Forcé de partir par la petite porte, Me. Ocnam Clamé Daméus comme Pierre-Louis Opont pour les résultats des élections de 2010, révélera-t-il un jour les gros noms cachés derrière le scandale à la Dermalog de « surfacturation de kits scolaires en 2017 » empêchant toutefois au Commissaire d’assumer ses véritables fonctions au Parquet de Port-au-Prince pendant presque deux ans

Port-au-Prince, samedi 15 décembre 2018 ((rezonodwes.com))–C’est presque dans l’indifférence totale que les port-au-princiens ont accueilli vendredi la nouvelle de la « démission » du chef de Parquet de la Capitale, Me. Ocnam Clamé Daméus. Celui-ci a été remis en selle par le pouvoir tèt kalé 2, en mars 2017, malgré qu’il traînait derrière lui un dossier bien ficelé de « disparition des corps du délit » au Parquet, le 8 avril 2016.

Me. Daméus qui se faisait ironiquement appeler « le manager des dossiers PetroCaribe« , alors qu’il niait auparavant l’existence d’un tel dossier, a remis vendredi sa démission au président de la République, M. Jovenel Moise.

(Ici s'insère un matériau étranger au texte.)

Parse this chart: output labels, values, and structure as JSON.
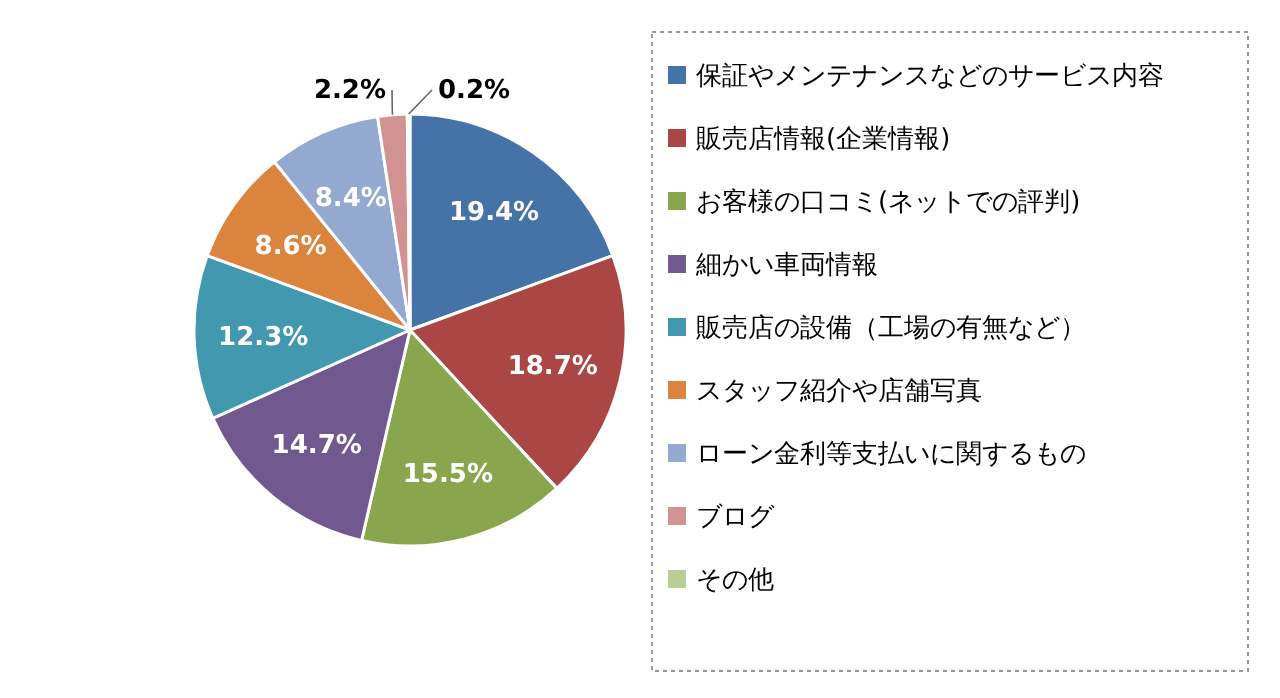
{
  "chart_data": {
    "type": "pie",
    "categories": [
      "保証やメンテナンスなどのサービス内容",
      "販売店情報(企業情報)",
      "お客様の口コミ(ネットでの評判)",
      "細かい車両情報",
      "販売店の設備（工場の有無など）",
      "スタッフ紹介や店舗写真",
      "ローン金利等支払いに関するもの",
      "ブログ",
      "その他"
    ],
    "values": [
      19.4,
      18.7,
      15.5,
      14.7,
      12.3,
      8.6,
      8.4,
      2.2,
      0.2
    ],
    "colors": [
      "#4572a7",
      "#aa4643",
      "#89a54e",
      "#71588f",
      "#4198af",
      "#db843d",
      "#93a9cf",
      "#d19392",
      "#b9cd96"
    ],
    "value_labels": [
      "19.4%",
      "18.7%",
      "15.5%",
      "14.7%",
      "12.3%",
      "8.6%",
      "8.4%",
      "2.2%",
      "0.2%"
    ],
    "legend": "right"
  }
}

Dans sa lettre de démission, l’ex-commissaire a indiqué « avoir fait de son mieux pour servir son pays avec fierté et intégrité » ignorant cependant le dysfonctionnement des tribunaux de sa juridiction depuis que les avocats du Barreau ont lancé en octobre, un mot d’ordre de grève pour exiger son renvoi du Parquet, pour cause d’applicabilité « d’une justice partisane et partiale« .

Blamé par son ministre de tutelle, Ocnam Clamé Daméus avait quitté son poste de chef de Parquet, le 3 février 2018, mais le 26 du même mois, revenu sans une lettre de nomination, et en dépit de la confiance réitérée par l’ex Premier-ministre Lafontant, le Commissaire du Gouvernement a reçu en l’espace d’un mois une nouvelle lettre de blâme du Ministère de la Justice. Tout laissait à désirer dans l’environnement carcéral de la région métropolitaine.

« Je me suis efforcé d’assurer ces responsabilités en m’assumant dans mes fonctions comme dans mon comportement personnel, de toujours respecter les exigences, non seulement de la légalité, mais aussi de la dignité, de la moralité et de la loyauté qu’exigent ces fonctions« ,  a écrit Daméus qui laisse le Parquet avec de multiples dossiers classés sans suite, tels l’affaire de présumé attentat à l’Arcahaie sur le cortège présidentiel, la surfacturation de kits scolaires, l’épineux dossier Petro Caribe, le massacre de La Saline, l’incendie du Marché Hippolyte.

A sa démission effective le 14 décembre 2018, du poste de Commissaire de Gouvernement auprès du Tribunal de Première instance, il devient inévitable que M. Daméus ne puisse encore siéger au CSPJ, alors qu’il y a quelques semaines il avait déclaré être « inamovible » pour prouver aux avocats du Barreau, en grève, que les maîtres de Port-au-Prince, apprécient beaucoup la façon dont il applique leur politique pénale et parfois avec beaucoup d’excès de zèle.